Wim Hof est un personnage hors norme. Le Néerlandais de 58 ans détient plus d'une vingtaine de records Guinness, dont celui d'avoir passé 1 h 52 min dans un bassin rempli de glaçons. Il a nagé 66 m sous la glace sans reprendre sa respiration, il a grimpé jusqu'à 7400 m sur l'Everest en portant uniquement des shorts et des chaussures.

Il a commencé à enseigner sa méthode dans un petit village polonais, loin de tout confort. Cette méthode se base avant tout sur une technique de respiration qui s'apparente à une hyperventilation contrôlée. Elle comprend également des exercices progressifs d'exposition au froid.

Wim Hof soutient que sa technique de respiration permet d'exercer un contrôle sur le système nerveux autonome. La respiration rapide permet d'ajouter de l'oxygène dans le sang. Normalement, lorsque les poumons sont vides, le système nerveux autonome commande au corps de respirer pour les remplir d'oxygène. Or, comme le sang est déjà bien oxygéné, il est possible de retarder la prochaine respiration. Il s'agit donc d'habituer le système nerveux autonome à cette nouvelle réalité.

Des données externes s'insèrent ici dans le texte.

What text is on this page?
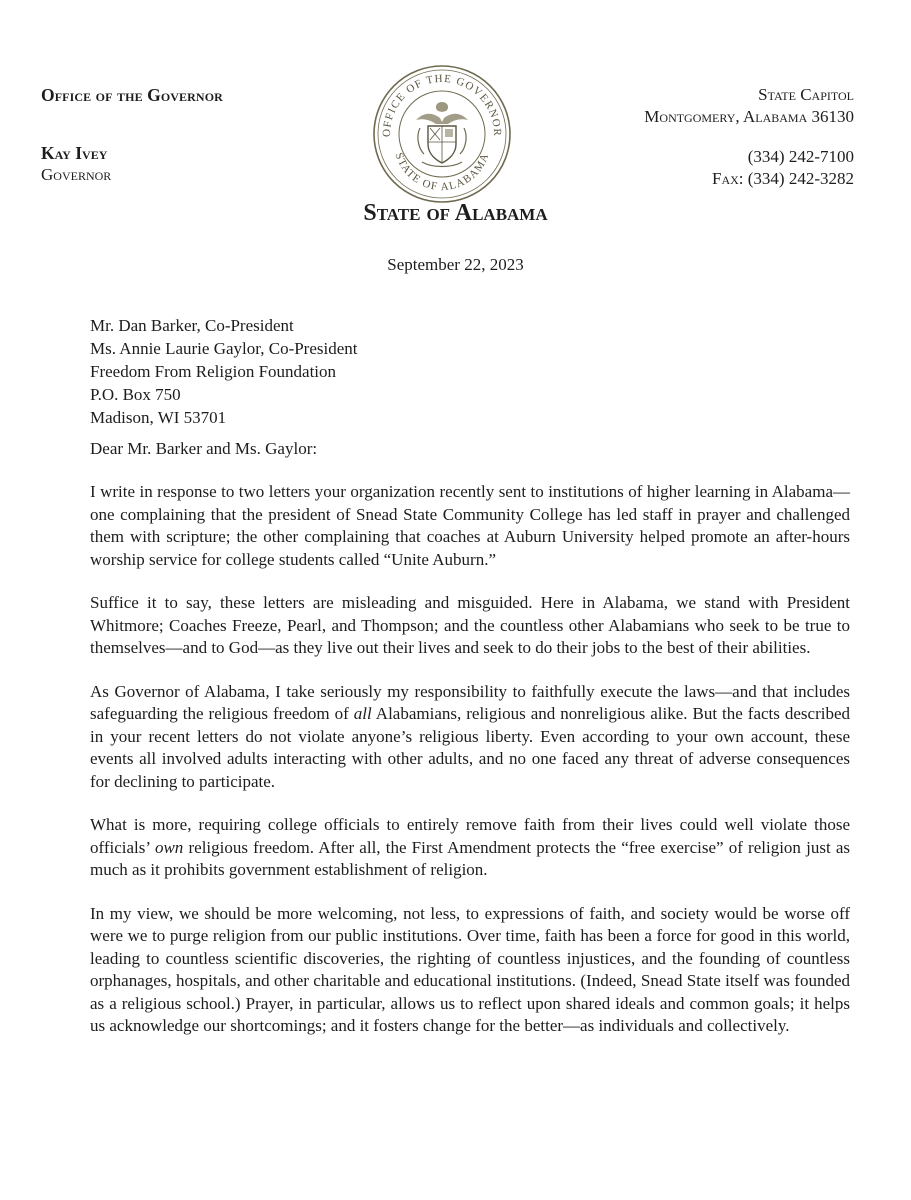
Office of the Governor
Kay Ivey
Governor
OFFICE OF THE GOVERNOR
STATE OF ALABAMA
State Capitol
Montgomery, Alabama 36130
(334) 242-7100
Fax: (334) 242-3282
State of Alabama
September 22, 2023
Mr. Dan Barker, Co-President
Ms. Annie Laurie Gaylor, Co-President
Freedom From Religion Foundation
P.O. Box 750
Madison, WI 53701
Dear Mr. Barker and Ms. Gaylor:

I write in response to two letters your organization recently sent to institutions of higher learning in Alabama—one complaining that the president of Snead State Community College has led staff in prayer and challenged them with scripture; the other complaining that coaches at Auburn University helped promote an after-hours worship service for college students called “Unite Auburn.”

Suffice it to say, these letters are misleading and misguided. Here in Alabama, we stand with President Whitmore; Coaches Freeze, Pearl, and Thompson; and the countless other Alabamians who seek to be true to themselves—and to God—as they live out their lives and seek to do their jobs to the best of their abilities.

As Governor of Alabama, I take seriously my responsibility to faithfully execute the laws—and that includes safeguarding the religious freedom of all Alabamians, religious and nonreligious alike. But the facts described in your recent letters do not violate anyone’s religious liberty. Even according to your own account, these events all involved adults interacting with other adults, and no one faced any threat of adverse consequences for declining to participate.

What is more, requiring college officials to entirely remove faith from their lives could well violate those officials’ own religious freedom. After all, the First Amendment protects the “free exercise” of religion just as much as it prohibits government establishment of religion.

In my view, we should be more welcoming, not less, to expressions of faith, and society would be worse off were we to purge religion from our public institutions. Over time, faith has been a force for good in this world, leading to countless scientific discoveries, the righting of countless injustices, and the founding of countless orphanages, hospitals, and other charitable and educational institutions. (Indeed, Snead State itself was founded as a religious school.) Prayer, in particular, allows us to reflect upon shared ideals and common goals; it helps us acknowledge our shortcomings; and it fosters change for the better—as individuals and collectively.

L'exposition au froid ferait appel à un autre phénomène, la présence de graisse brune, riche en mitochondries. Lorsque cette graisse se métabolise, elle réchauffe le corps. Les bébés possèdent une grande quantité de graisse brune, mais la perdent en grandissant. Wim Hof attribue cette perte au fait que les êtres humains, grâce à leurs vêtements et à leurs maisons, n'ont plus à affronter le froid dans leur vie quotidienne. Selon lui, l'exposition au froid renverserait cette tendance.

Les caractéristiques physiques de Wim Hof

Les exploits de Wim Hof sont-ils dus à sa méthode ou sont-ils simplement liés à des caractéristiques physiques qui lui sont propres? Une étude publiée en 2014 montre que Wim Hof a effectivement plus de graisse brune que la moyenne. Son frère jumeau André a à peu près la même proportion de graisse brune que lui, même s'il ne pratique pas sa méthode.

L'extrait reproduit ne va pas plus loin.